Michael Tilson Thomas’s emotional return to San Francisco Symphony podium

Posted on: November 15, 2021

Demarre McGill (left) and Michael Tilson Thomas take a bow at the San Francisco Symphony. Photo: Laura Morton / San Francisco Chronicle

“Michael Tilson Thomas moves more slowly … But as he took the stage of Davies Symphony Hall on Friday, Nov. 12, to conduct the San Francisco Symphony for the first time in more than a year and a half, there was no mistaking that distinctive presence,” writes Joshua Kosman in Saturday’s (11/13) San Francisco Chronicle. “Audience members leaped to their feet as one person to extend a warm, tumultuous welcome… He began … with Mozart’s Six German Dances, K. 509 … a celebration of music’s sheer entertainment value.
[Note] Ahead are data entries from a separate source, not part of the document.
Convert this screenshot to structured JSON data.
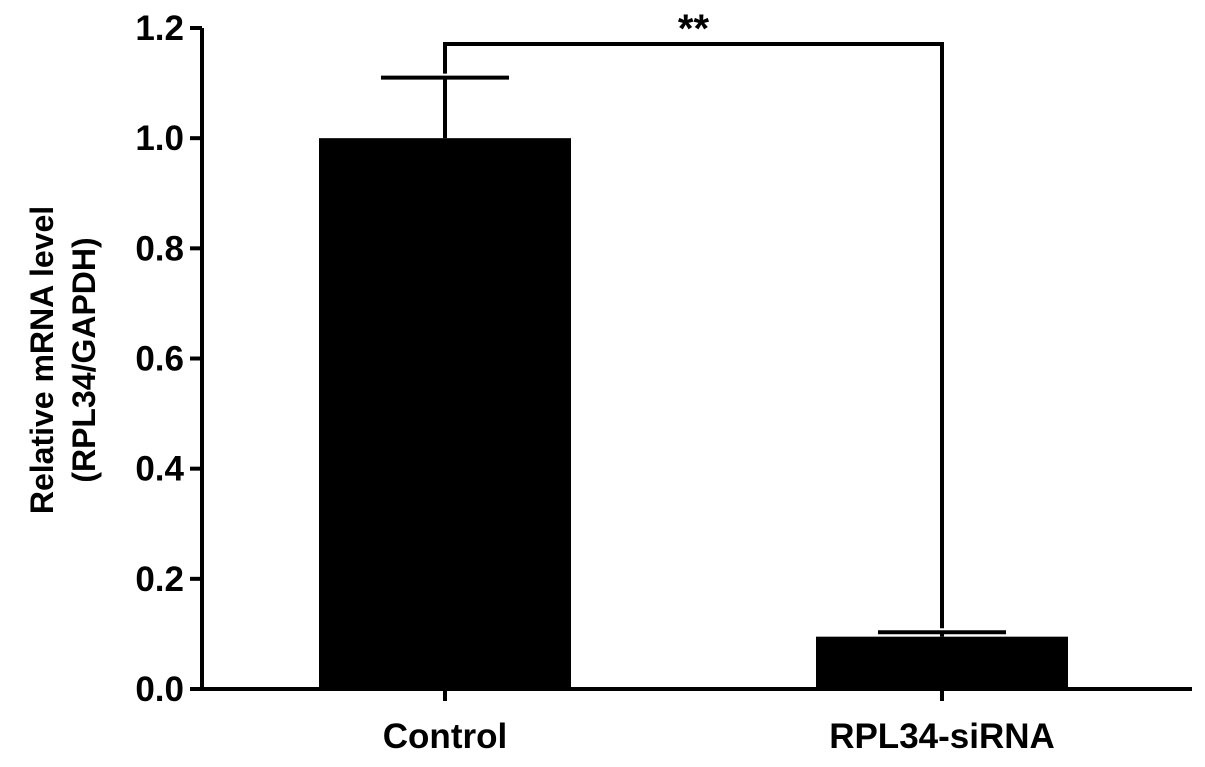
{
  "chart_data": {
    "type": "bar",
    "categories": [
      "Control",
      "RPL34-siRNA"
    ],
    "values": [
      1.0,
      0.095
    ],
    "error_upper": [
      0.11,
      0.008
    ],
    "ylabel_lines": [
      "Relative mRNA level",
      "(RPL34/GAPDH)"
    ],
    "xlabel": "",
    "ylim": [
      0,
      1.2
    ],
    "yticks": [
      "0.0",
      "0.2",
      "0.4",
      "0.6",
      "0.8",
      "1.0",
      "1.2"
    ],
    "significance": {
      "between": [
        "Control",
        "RPL34-siRNA"
      ],
      "label": "**"
    },
    "bar_color": "#000000",
    "grid": false,
    "legend": "none"
  }
}
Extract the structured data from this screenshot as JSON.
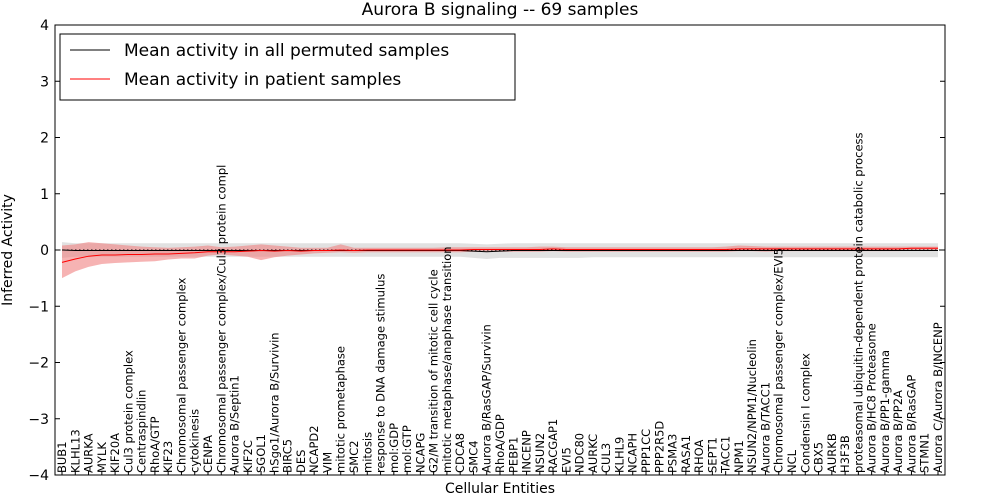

It sounded glorious…. His own composition, the 2004 ‘Notturno’ for flute, harp and strings … includes brief episodes of angst and self-doubt…. Friday’s performance benefited from the presence of the extraordinary flutist Demarre McGill…. In Schumann’s Symphony No. 1, Thomas’s … was the interpretation of someone who has seen too much to quite believe anymore in the score’s youthful optimism…. Just hours before the concert, the Symphony announced that guest conductor Ludovic Morlot would take over half of next week’s concert program, leaving Thomas to focus his energies on preparing Copland’s ‘Appalachian Spring.’ But Friday’s return was an inspiring turn for anyone who cares about him, the orchestra and the musical life of this city.”